You are given an m x n char matrix board representing the game board where:
- 'M' represents an unrevealed mine,
- 'E' represents an unrevealed empty square,
- 'B' represents a revealed blank square that has no adjacent mines (i.e., above, below, left, right, and all 4 diagonals),
- digit ('1' to '8') represents how many mines are adjacent to this revealed square, and
- 'X' represents a revealed mine.
You are also given an integer array click where click = [clickr, clickc] represents the next click position among all the unrevealed squares ('M' or 'E').
Return the board after revealing this position according to the following rules:
- If a mine 'M' is revealed, then the game is over.
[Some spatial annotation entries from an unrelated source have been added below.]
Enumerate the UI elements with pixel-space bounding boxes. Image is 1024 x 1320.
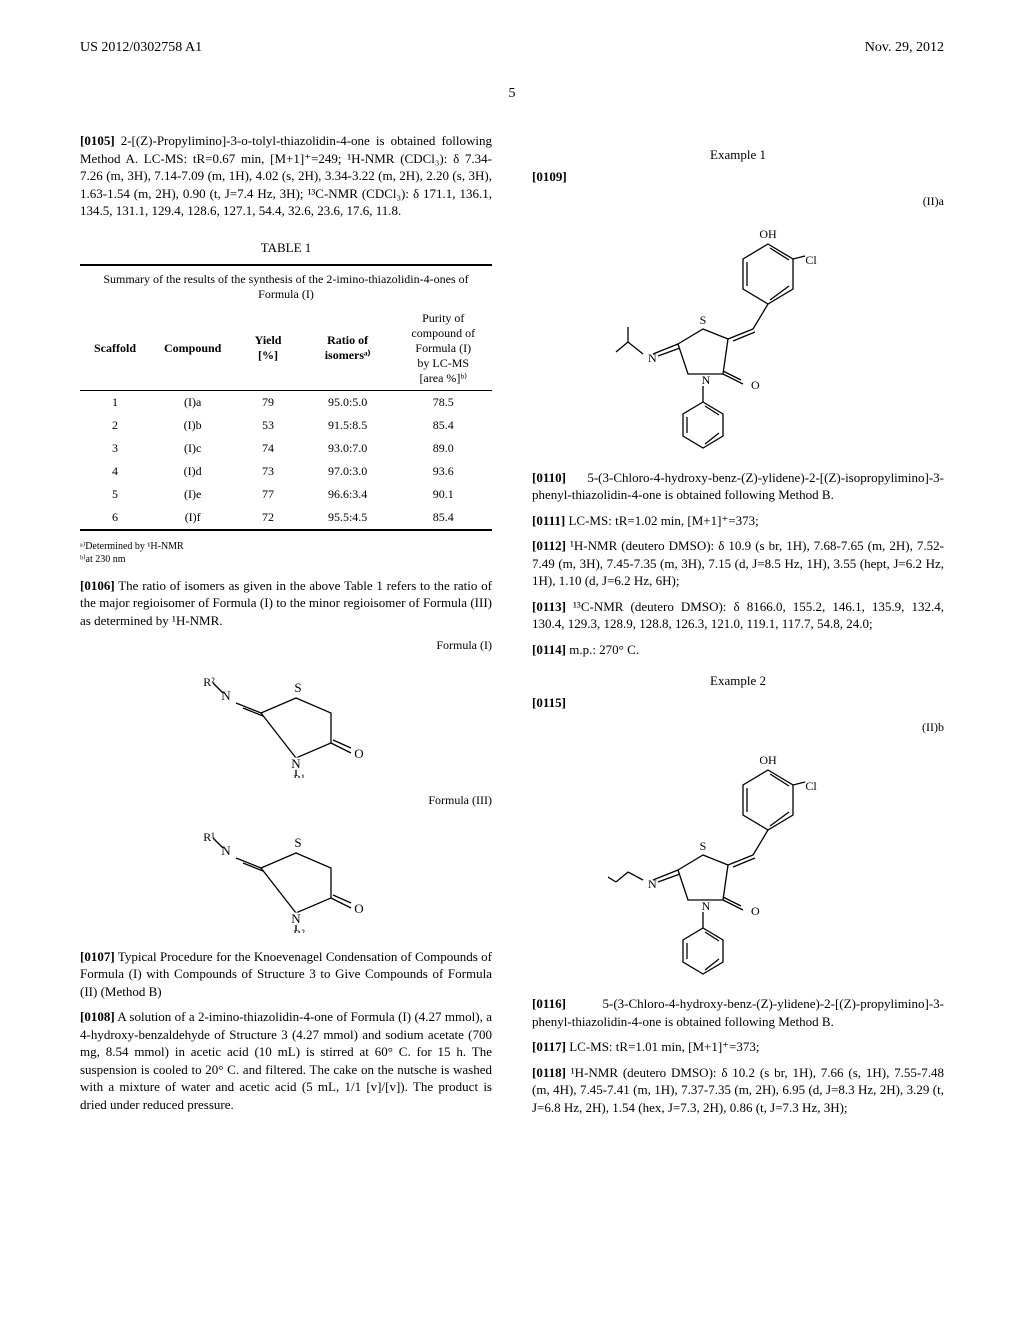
svg-text:Cl: Cl — [805, 253, 817, 267]
publication-date: Nov. 29, 2012 — [865, 40, 944, 56]
svg-text:R¹: R¹ — [203, 830, 215, 844]
svg-text:S: S — [700, 313, 707, 327]
table-header-row: Scaffold Compound Yield [%] Ratio of iso… — [80, 307, 492, 391]
table-row: 2(I)b5391.5:8.585.4 — [80, 414, 492, 437]
paragraph-0105: [0105] 2-[(Z)-Propylimino]-3-o-tolyl-thi… — [80, 132, 492, 220]
para-text: Typical Procedure for the Knoevenagel Co… — [80, 949, 492, 999]
two-column-layout: [0105] 2-[(Z)-Propylimino]-3-o-tolyl-thi… — [80, 132, 944, 1124]
table-row: 3(I)c7493.0:7.089.0 — [80, 437, 492, 460]
table-row: 4(I)d7397.0:3.093.6 — [80, 460, 492, 483]
para-num: [0114] — [532, 642, 566, 657]
para-num: [0110] — [532, 470, 566, 485]
svg-text:N: N — [291, 911, 301, 926]
para-num: [0109] — [532, 169, 567, 184]
svg-text:N: N — [648, 877, 657, 891]
paragraph-0107: [0107] Typical Procedure for the Knoeven… — [80, 948, 492, 1001]
table-row: 1(I)a7995.0:5.078.5 — [80, 390, 492, 414]
formula-label: Formula (III) — [80, 793, 492, 808]
para-text: ¹H-NMR (deutero DMSO): δ 10.2 (s br, 1H)… — [532, 1065, 944, 1115]
para-text: LC-MS: tR=1.01 min, [M+1]⁺=373; — [566, 1039, 760, 1054]
page-number: 5 — [80, 86, 944, 102]
col-header: Yield [%] — [235, 307, 300, 391]
svg-text:OH: OH — [759, 227, 777, 241]
svg-text:S: S — [294, 680, 301, 695]
col-header: Ratio of isomersᵃ⁾ — [301, 307, 395, 391]
svg-text:N: N — [702, 899, 711, 913]
right-column: Example 1 [0109] (II)a OH Cl — [532, 132, 944, 1124]
svg-text:N: N — [291, 756, 301, 771]
para-text: LC-MS: tR=1.02 min, [M+1]⁺=373; — [565, 513, 759, 528]
para-text: ¹³C-NMR (deutero DMSO): δ 8166.0, 155.2,… — [532, 599, 944, 632]
svg-text:O: O — [354, 901, 363, 916]
para-text: The ratio of isomers as given in the abo… — [80, 578, 492, 628]
paragraph-0113: [0113] ¹³C-NMR (deutero DMSO): δ 8166.0,… — [532, 598, 944, 633]
svg-text:R²: R² — [293, 927, 305, 933]
para-text: ¹H-NMR (deutero DMSO): δ 10.9 (s br, 1H)… — [532, 538, 944, 588]
paragraph-0115: [0115] — [532, 694, 944, 712]
svg-text:N: N — [221, 843, 231, 858]
table-footnote-b: ᵇ⁾at 230 nm — [80, 554, 492, 565]
para-num: [0112] — [532, 538, 566, 553]
table-1: Summary of the results of the synthesis … — [80, 264, 492, 531]
paragraph-0117: [0117] LC-MS: tR=1.01 min, [M+1]⁺=373; — [532, 1038, 944, 1056]
svg-text:R¹: R¹ — [293, 772, 305, 778]
chemical-structure-IIa: OH Cl S N — [532, 224, 944, 454]
para-num: [0107] — [80, 949, 115, 964]
svg-text:S: S — [700, 839, 707, 853]
para-num: [0111] — [532, 513, 565, 528]
para-text: 5-(3-Chloro-4-hydroxy-benz-(Z)-ylidene)-… — [532, 996, 944, 1029]
para-num: [0108] — [80, 1009, 115, 1024]
left-column: [0105] 2-[(Z)-Propylimino]-3-o-tolyl-thi… — [80, 132, 492, 1124]
formula-label: Formula (I) — [80, 638, 492, 653]
table-row: 6(I)f7295.5:4.585.4 — [80, 506, 492, 530]
chemical-structure-formula-I: S N R² N N R¹ O — [80, 668, 492, 778]
svg-text:N: N — [221, 688, 231, 703]
para-num: [0115] — [532, 695, 566, 710]
para-text: A solution of a 2-imino-thiazolidin-4-on… — [80, 1009, 492, 1112]
patent-number: US 2012/0302758 A1 — [80, 40, 202, 56]
para-num: [0105] — [80, 133, 115, 148]
col-header: Compound — [150, 307, 235, 391]
col-header: Scaffold — [80, 307, 150, 391]
para-text: 5-(3-Chloro-4-hydroxy-benz-(Z)-ylidene)-… — [532, 470, 944, 503]
paragraph-0112: [0112] ¹H-NMR (deutero DMSO): δ 10.9 (s … — [532, 537, 944, 590]
svg-text:N: N — [702, 373, 711, 387]
paragraph-0114: [0114] m.p.: 270° C. — [532, 641, 944, 659]
formula-label: (II)b — [532, 720, 944, 735]
paragraph-0118: [0118] ¹H-NMR (deutero DMSO): δ 10.2 (s … — [532, 1064, 944, 1117]
svg-text:S: S — [294, 835, 301, 850]
paragraph-0106: [0106] The ratio of isomers as given in … — [80, 577, 492, 630]
para-num: [0116] — [532, 996, 566, 1011]
para-num: [0118] — [532, 1065, 566, 1080]
svg-text:Cl: Cl — [805, 779, 817, 793]
chemical-structure-formula-III: S N R¹ N N R² O — [80, 823, 492, 933]
svg-text:O: O — [751, 378, 760, 392]
paragraph-0109: [0109] — [532, 168, 944, 186]
svg-text:OH: OH — [759, 753, 777, 767]
para-num: [0117] — [532, 1039, 566, 1054]
example-title: Example 2 — [532, 673, 944, 689]
paragraph-0116: [0116] 5-(3-Chloro-4-hydroxy-benz-(Z)-yl… — [532, 995, 944, 1030]
para-num: [0113] — [532, 599, 566, 614]
paragraph-0111: [0111] LC-MS: tR=1.02 min, [M+1]⁺=373; — [532, 512, 944, 530]
col-header: Purity of compound of Formula (I) by LC-… — [395, 307, 492, 391]
svg-text:N: N — [648, 351, 657, 365]
formula-label: (II)a — [532, 194, 944, 209]
table-label: TABLE 1 — [80, 240, 492, 256]
table-footnote-a: ᵃ⁾Determined by ¹H-NMR — [80, 541, 492, 552]
table-caption: Summary of the results of the synthesis … — [80, 268, 492, 307]
para-num: [0106] — [80, 578, 115, 593]
para-text: 2-[(Z)-Propylimino]-3-o-tolyl-thiazolidi… — [80, 133, 492, 218]
page-header: US 2012/0302758 A1 Nov. 29, 2012 — [80, 40, 944, 56]
svg-text:R²: R² — [203, 675, 215, 689]
paragraph-0108: [0108] A solution of a 2-imino-thiazolid… — [80, 1008, 492, 1113]
chemical-structure-IIb: OH Cl S N N O — [532, 750, 944, 980]
table-row: 5(I)e7796.6:3.490.1 — [80, 483, 492, 506]
svg-text:O: O — [751, 904, 760, 918]
para-text: m.p.: 270° C. — [566, 642, 639, 657]
svg-text:O: O — [354, 746, 363, 761]
example-title: Example 1 — [532, 147, 944, 163]
paragraph-0110: [0110] 5-(3-Chloro-4-hydroxy-benz-(Z)-yl… — [532, 469, 944, 504]
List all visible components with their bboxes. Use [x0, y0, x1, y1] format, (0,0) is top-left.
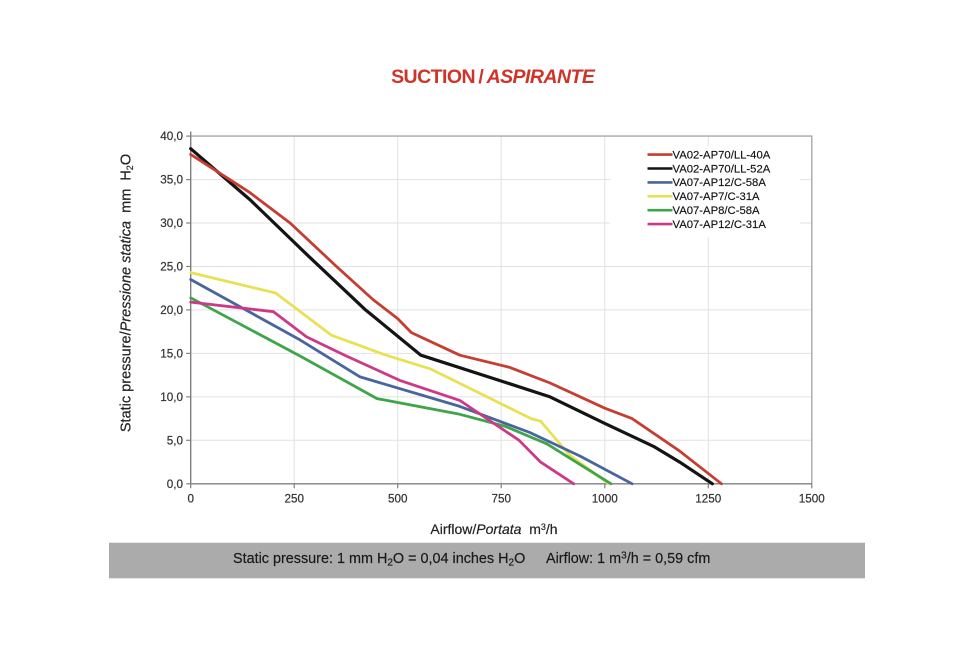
svg-text:25,0: 25,0: [160, 261, 183, 274]
svg-text:VA07-AP7/C-31A: VA07-AP7/C-31A: [673, 191, 761, 203]
svg-text:Static pressure: 1 mm H2O = 0,: Static pressure: 1 mm H2O = 0,04 inches …: [233, 551, 525, 569]
svg-text:0: 0: [187, 493, 194, 506]
svg-text:Airflow: 1 m3/h = 0,59 cfm: Airflow: 1 m3/h = 0,59 cfm: [546, 550, 710, 567]
svg-text:SUCTION / ASPIRANTE: SUCTION / ASPIRANTE: [391, 66, 596, 88]
svg-text:1500: 1500: [799, 493, 826, 506]
svg-text:750: 750: [491, 493, 511, 506]
svg-text:500: 500: [388, 493, 408, 506]
svg-text:1250: 1250: [695, 493, 722, 506]
svg-text:Static pressure/Pressione stat: Static pressure/Pressione statica mm H2O: [119, 154, 136, 432]
svg-text:VA07-AP12/C-58A: VA07-AP12/C-58A: [673, 177, 767, 189]
svg-text:10,0: 10,0: [160, 391, 183, 404]
svg-text:40,0: 40,0: [160, 130, 183, 143]
svg-text:0,0: 0,0: [167, 478, 184, 491]
svg-text:15,0: 15,0: [160, 347, 183, 360]
svg-text:VA07-AP8/C-58A: VA07-AP8/C-58A: [673, 205, 761, 217]
svg-text:VA02-AP70/LL-40A: VA02-AP70/LL-40A: [673, 149, 771, 161]
svg-text:Airflow/Portata m3/h: Airflow/Portata m3/h: [430, 521, 557, 537]
svg-text:35,0: 35,0: [160, 174, 183, 187]
svg-text:VA07-AP12/C-31A: VA07-AP12/C-31A: [673, 219, 767, 231]
svg-text:30,0: 30,0: [160, 217, 183, 230]
svg-text:5,0: 5,0: [167, 434, 184, 447]
svg-text:VA02-AP70/LL-52A: VA02-AP70/LL-52A: [673, 163, 771, 175]
svg-text:20,0: 20,0: [160, 304, 183, 317]
svg-text:250: 250: [284, 493, 304, 506]
svg-text:1000: 1000: [592, 493, 619, 506]
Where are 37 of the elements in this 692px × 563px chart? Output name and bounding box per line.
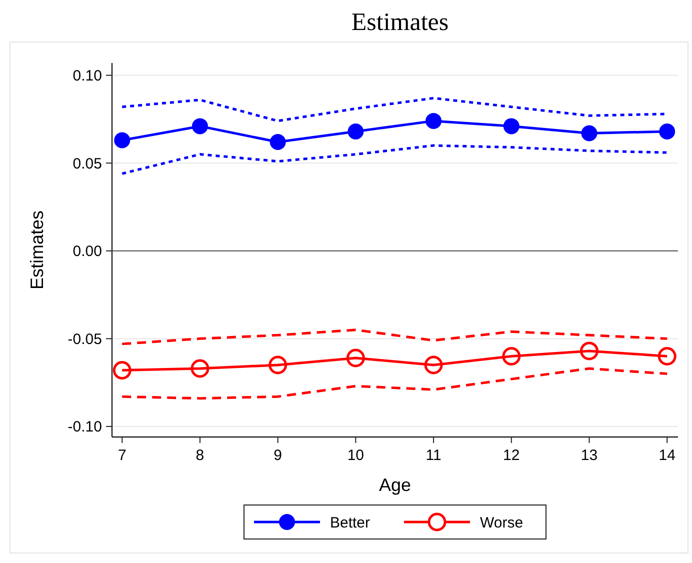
legend-label: Better — [330, 514, 370, 532]
chart-title: Estimates — [351, 9, 449, 36]
point — [348, 123, 364, 140]
point — [268, 356, 288, 374]
y-tick-label: -0.10 — [68, 418, 102, 436]
line-series — [120, 144, 668, 175]
point — [659, 123, 676, 140]
point — [270, 134, 286, 150]
x-tick-label: 11 — [426, 447, 442, 464]
point — [581, 125, 598, 142]
x-tick-label: 14 — [658, 447, 676, 464]
x-tick-label: 10 — [347, 447, 364, 464]
x-axis-title: Age — [378, 475, 412, 495]
x-tick-label: 9 — [274, 447, 282, 464]
point — [424, 356, 443, 374]
x-tick-label: 13 — [580, 447, 598, 464]
point — [503, 118, 520, 134]
line-series — [120, 367, 668, 400]
y-tick-label: 0.00 — [72, 243, 102, 260]
point — [658, 346, 676, 366]
point — [114, 132, 130, 148]
y-tick-label: 0.05 — [72, 155, 102, 172]
y-tick-label: -0.05 — [68, 330, 102, 348]
point — [502, 346, 521, 366]
point — [580, 342, 598, 360]
point — [346, 348, 365, 368]
y-axis-title: Estimates — [27, 210, 47, 290]
point — [112, 361, 132, 380]
x-tick-label: 12 — [503, 447, 520, 464]
point — [192, 118, 208, 134]
legend-label: Worse — [480, 514, 524, 532]
point — [426, 112, 442, 129]
x-tick-label: 8 — [196, 447, 204, 464]
point — [190, 359, 210, 378]
line-series — [120, 328, 668, 346]
y-tick-label: 0.10 — [72, 68, 102, 85]
x-tick-label: 7 — [118, 447, 126, 464]
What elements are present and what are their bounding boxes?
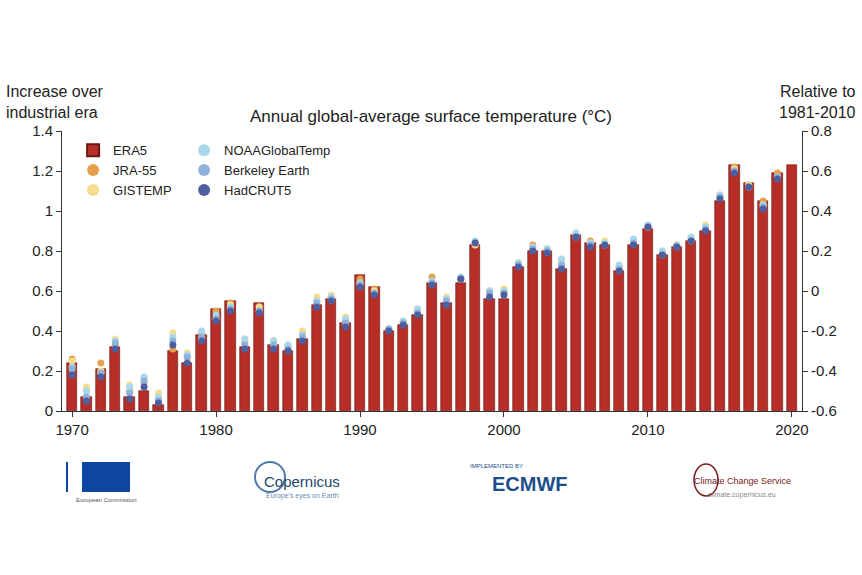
svg-text:Relative to1981-2010: Relative to1981-2010 (779, 83, 856, 121)
svg-text:0.8: 0.8 (811, 122, 832, 139)
svg-text:1: 1 (45, 202, 53, 219)
svg-text:0.6: 0.6 (32, 282, 53, 299)
svg-text:1.2: 1.2 (32, 162, 53, 179)
svg-text:0.8: 0.8 (32, 242, 53, 259)
svg-text:0.2: 0.2 (32, 362, 53, 379)
svg-text:Climate Change Service: Climate Change Service (694, 476, 791, 486)
svg-text:HadCRUT5: HadCRUT5 (224, 183, 291, 198)
svg-text:-0.6: -0.6 (811, 402, 837, 419)
svg-text:Increase overindustrial era: Increase overindustrial era (6, 83, 104, 121)
svg-text:Berkeley Earth: Berkeley Earth (224, 163, 309, 178)
svg-text:IMPLEMENTED BY: IMPLEMENTED BY (470, 463, 523, 469)
svg-text:0.4: 0.4 (811, 202, 832, 219)
svg-text:2000: 2000 (487, 421, 520, 438)
svg-text:1970: 1970 (55, 421, 88, 438)
svg-text:NOAAGlobalTemp: NOAAGlobalTemp (224, 143, 330, 158)
svg-text:-0.4: -0.4 (811, 362, 837, 379)
svg-text:0.6: 0.6 (811, 162, 832, 179)
svg-text:0.4: 0.4 (32, 322, 53, 339)
svg-text:-0.2: -0.2 (811, 322, 837, 339)
svg-text:1.4: 1.4 (32, 122, 53, 139)
svg-text:JRA-55: JRA-55 (113, 163, 156, 178)
svg-text:ERA5: ERA5 (113, 143, 147, 158)
svg-text:GISTEMP: GISTEMP (113, 183, 172, 198)
svg-text:0.2: 0.2 (811, 242, 832, 259)
svg-text:Europe's eyes on Earth: Europe's eyes on Earth (266, 492, 339, 500)
svg-text:0: 0 (811, 282, 819, 299)
svg-text:2010: 2010 (631, 421, 664, 438)
svg-text:1990: 1990 (343, 421, 376, 438)
svg-text:ECMWF: ECMWF (492, 473, 568, 495)
svg-text:Copernicus: Copernicus (264, 473, 340, 490)
svg-text:climate.copernicus.eu: climate.copernicus.eu (708, 491, 776, 499)
svg-text:2020: 2020 (775, 421, 808, 438)
svg-text:0: 0 (45, 402, 53, 419)
svg-text:Annual global-average surface: Annual global-average surface temperatur… (250, 107, 612, 126)
svg-text:1980: 1980 (199, 421, 232, 438)
svg-text:European Commission: European Commission (76, 497, 137, 503)
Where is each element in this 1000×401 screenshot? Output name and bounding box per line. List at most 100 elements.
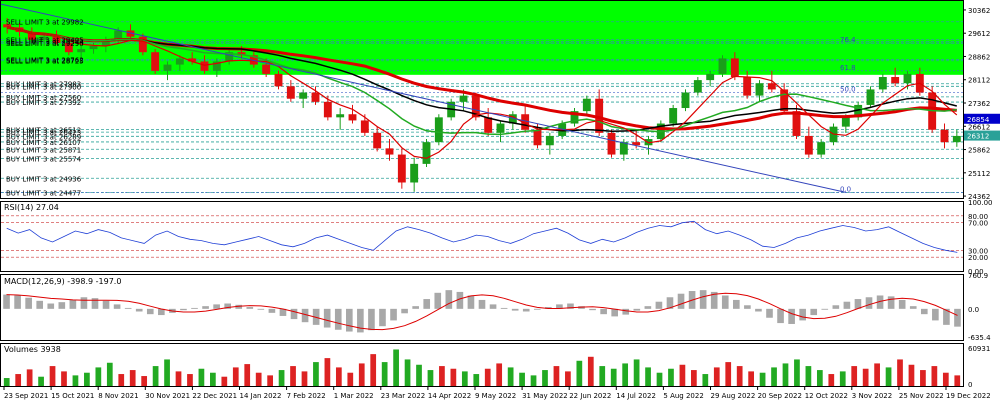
rsi-title: RSI(14) 27.04 — [4, 203, 59, 212]
x-tick-label: 20 Sep 2022 — [758, 392, 802, 400]
candle-body — [891, 77, 900, 84]
price-badge — [964, 113, 1000, 124]
candle-body — [693, 80, 702, 93]
candle-body — [64, 42, 73, 53]
x-tick-label: 5 Aug 2022 — [663, 392, 703, 400]
volume-plot — [3, 349, 961, 386]
order-label: BUY LIMIT 3 at 24477 — [6, 190, 81, 198]
candle-body — [77, 49, 86, 53]
fib-label: 61.8 — [840, 64, 856, 72]
price-tick-label: 27362 — [968, 100, 990, 108]
candle-body — [755, 83, 764, 96]
order-label: SELL LIMIT 3 at 28762 — [6, 57, 84, 65]
macd-signal-line — [6, 292, 958, 331]
candle-body — [323, 101, 332, 118]
fib-label: 50.0 — [840, 86, 856, 94]
order-label: BUY LIMIT 3 at 27560 — [6, 94, 81, 102]
order-label: BUY LIMIT 3 at 27392 — [6, 99, 81, 107]
rsi-line — [6, 220, 958, 253]
candle-body — [151, 52, 160, 71]
candle-body — [212, 61, 221, 71]
candle-body — [570, 111, 579, 124]
order-label: BUY LIMIT 3 at 24936 — [6, 175, 82, 183]
x-tick-label: 30 Nov 2021 — [145, 392, 190, 400]
rsi-tick-label: 80.00 — [968, 213, 988, 221]
candle-body — [804, 135, 813, 155]
fib-label: 76.4 — [840, 36, 856, 44]
candle-body — [582, 98, 591, 112]
candle-body — [237, 52, 246, 56]
candle-body — [311, 92, 320, 102]
candle-body — [619, 142, 628, 155]
candle-body — [3, 24, 12, 28]
macd-plot — [3, 290, 961, 333]
candle-body — [940, 129, 949, 143]
order-label: BUY LIMIT 3 at 27983 — [6, 81, 81, 89]
order-label: SELL LIMIT 3 at 28725 — [6, 58, 84, 66]
price-tick-label: 25112 — [968, 170, 990, 178]
order-label: BUY LIMIT 3 at 26512 — [6, 126, 81, 134]
candle-body — [52, 36, 61, 43]
candle-body — [792, 111, 801, 136]
candle-body — [508, 114, 517, 124]
candle-body — [114, 30, 123, 40]
candle-body — [681, 92, 690, 109]
candle-body — [471, 95, 480, 118]
candle-body — [669, 108, 678, 124]
x-tick-label: 15 Oct 2021 — [51, 392, 94, 400]
candle-body — [718, 58, 727, 74]
candle-body — [903, 73, 912, 84]
order-label: SELL LIMIT 3 at 29982 — [6, 19, 84, 27]
price-tick-label: 28862 — [968, 53, 990, 61]
volume-title: Volumes 3938 — [4, 345, 61, 354]
price-tick-label: 25862 — [968, 147, 990, 155]
price-badge — [964, 130, 1000, 141]
order-label: SELL LIMIT 3 at 29290 — [6, 40, 84, 48]
candle-body — [878, 77, 887, 90]
x-tick-label: 12 Oct 2022 — [805, 392, 848, 400]
order-label: BUY LIMIT 3 at 26107 — [6, 139, 81, 147]
candle-body — [866, 89, 875, 105]
price-plot: SELL LIMIT 3 at 29982 SELL LIMIT 3 at 294… — [0, 1, 963, 198]
x-tick-label: 8 Nov 2021 — [98, 392, 138, 400]
rsi-tick-label: 30.00 — [968, 247, 988, 255]
x-tick-label: 22 Dec 2021 — [192, 392, 237, 400]
rsi-tick-label: 0.00 — [968, 268, 984, 276]
sell-zone — [1, 1, 963, 75]
candle-body — [188, 58, 197, 62]
candle-body — [595, 98, 604, 133]
price-badge-label: 26854 — [967, 116, 990, 124]
x-tick-label: 19 Dec 2022 — [946, 392, 991, 400]
rsi-tick-label: 70.00 — [968, 220, 988, 228]
order-label: BUY LIMIT 3 at 25574 — [6, 155, 82, 163]
candle-body — [533, 129, 542, 146]
order-label: SELL LIMIT 3 at 29405 — [6, 37, 84, 45]
candle-body — [632, 142, 641, 146]
candle-body — [175, 58, 184, 65]
x-tick-label: 22 Jun 2022 — [569, 392, 611, 400]
moving-average-line — [7, 26, 957, 136]
candle-body — [607, 132, 616, 155]
x-tick-label: 1 Mar 2022 — [334, 392, 374, 400]
candle-body — [854, 104, 863, 118]
candle-body — [373, 132, 382, 149]
x-tick-label: 25 Nov 2022 — [899, 392, 944, 400]
x-tick-label: 23 Mar 2022 — [381, 392, 425, 400]
order-label: BUY LIMIT 3 at 25871 — [6, 146, 81, 154]
volume-tick-label: 0 — [968, 381, 972, 389]
candle-body — [385, 148, 394, 155]
candle-body — [89, 45, 98, 50]
candle-body — [126, 30, 135, 37]
macd-tick-label: -635.4 — [968, 334, 991, 342]
macd-title: MACD(12,26,9) -398.9 -197.0 — [4, 277, 121, 286]
candle-body — [299, 92, 308, 99]
candle-body — [200, 61, 209, 71]
candle-body — [545, 135, 554, 146]
moving-average-line — [7, 26, 958, 159]
order-label: BUY LIMIT 3 at 27900 — [6, 83, 81, 91]
macd-tick-label: 760.9 — [968, 272, 988, 280]
candle-body — [286, 86, 295, 99]
candle-body — [422, 142, 431, 164]
axes: 30362 29612 28862 28112 27362 26612 25862 25112… — [3, 7, 1000, 400]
You should change it to 'X'.
- If an empty square 'E' with no adjacent mines is revealed, then change it to a revealed blank 'B' and all of its adjacent unrevealed squares should be revealed recursively.
- If an empty square 'E' with at least one adjacent mine is revealed, then change it to a digit ('1' to '8') representing the number of adjacent mines.
- Return the board when no more squares will be revealed.
Solution
/**
* @param {character[][]} board
* @param {number[]} click
* @return {character[][]}
*/
var updateBoard = function(board, click) {
const [row, col] = click;
const rows = board.length;
const cols = board[0].length;
const directions = [
[-1, -1], [-1, 0], [-1, 1], [0, -1], [0, 1], [1, -1], [1, 0], [1, 1]
];
if (board[row][col] === 'M') {
board[row][col] = 'X';
return board;
}
dfs(row, col);
return board;
function dfs(r, c) {
if (r < 0 || r >= rows || c < 0 || c >= cols || board[r][c] !== 'E') return;
let mines = 0;
for (const [dr, dc] of directions) {
const nr = r + dr;
const nc = c + dc;
if (nr >= 0 && nr < rows && nc >= 0 && nc < cols && board[nr][nc] === 'M') {
mines++;
}
}
board[r][c] = mines > 0 ? mines.toString() : 'B';
if (mines === 0) {
for (const [dr, dc] of directions) {
dfs(r + dr, c + dc);
}
}
}
};